At the University of Rochester Medical Center, researcher John Treanor saw a wide range of reactions, from a small rash to swelling the size of a grapefruit. About 5 percent of the 170 participants had rashes that spread to other parts of the body. It took time and experience, he said, for the team to get comfortable with the natural course of the vaccine.
“The reactions we are seeing are totally out of line with today’s vaccine experience and absolutely in line with historical experience,” said Anthony Fauci, director of the National Institute of Allergy and Infectious Diseases. “In the 30 years since we had routine vaccination, the public’s tolerance level has gone way down.”
Maryland researchers have begun a second trial revaccinating older adults to see how much immunity stays in the system. Early indications are that people who have been previously inoculated do not suffer as many severe side effects. “I had a small red mark and that was about it,” said Edward Dudley, 33.
Very few of today’s physicians have administered the vaccine or treated its side effects. Even at the CDC, where health experts work with an array of germs, smallpox vaccinations were briefly halted when 10 people had serious enough reactions to begin antibiotics, said Walter Orenstein, director of the CDC’s National Immunization Program.
“The clinic physician couldn’t decide if this was a normal, primary exuberant take or a bacterial infection,” he said. He added that, in fact, the swollen, itchy, red arms were routine.
As a first-year medical student 33 years ago, Orenstein was so alarmed by the fever, swollen glands and red streak up his arm after he was vaccinated that he went to the emergency room for antibiotics. “I respect this vaccine,” he said.

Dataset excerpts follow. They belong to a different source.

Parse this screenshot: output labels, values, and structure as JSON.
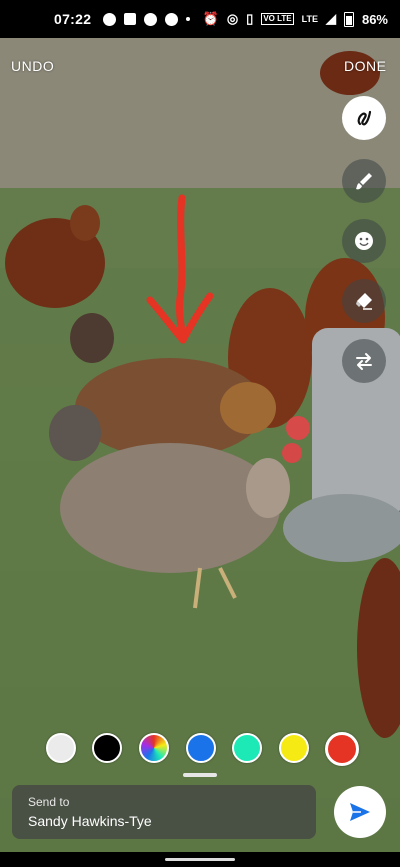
{
  "status_bar": {
    "time": "07:22",
    "battery": "86%",
    "network": "LTE",
    "volte": "VO LTE"
  },
  "top": {
    "undo_label": "UNDO",
    "done_label": "DONE"
  },
  "tools": [
    {
      "name": "draw-tool",
      "icon": "squiggle-icon",
      "selected": true
    },
    {
      "name": "brush-tool",
      "icon": "brush-icon",
      "selected": false
    },
    {
      "name": "sticker-tool",
      "icon": "smiley-icon",
      "selected": false
    },
    {
      "name": "eraser-tool",
      "icon": "eraser-icon",
      "selected": false
    },
    {
      "name": "swap-tool",
      "icon": "swap-icon",
      "selected": false
    }
  ],
  "colors": [
    {
      "name": "white",
      "hex": "#ebebeb"
    },
    {
      "name": "black",
      "hex": "#000000"
    },
    {
      "name": "rainbow",
      "hex": "multicolor"
    },
    {
      "name": "blue",
      "hex": "#1a73e8"
    },
    {
      "name": "teal",
      "hex": "#1de9b6"
    },
    {
      "name": "yellow",
      "hex": "#f5ea14"
    },
    {
      "name": "red",
      "hex": "#e53324"
    }
  ],
  "send": {
    "label": "Send to",
    "recipient": "Sandy Hawkins-Tye"
  },
  "annotation": {
    "type": "red-arrow",
    "color": "#e53324"
  }
}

If Bush moves forward with vaccination, Edwards warns doctors to expect the array of unsightly, unfamiliar complications that will come.
“You are going to have to be prepared to see these individuals and to see really bad takes,” she told state health officers. “You’ll wonder if they are bacterial infections; in some cases the rash will move up the arm and onto the chest. The vaccinee requires a lot of TLC.”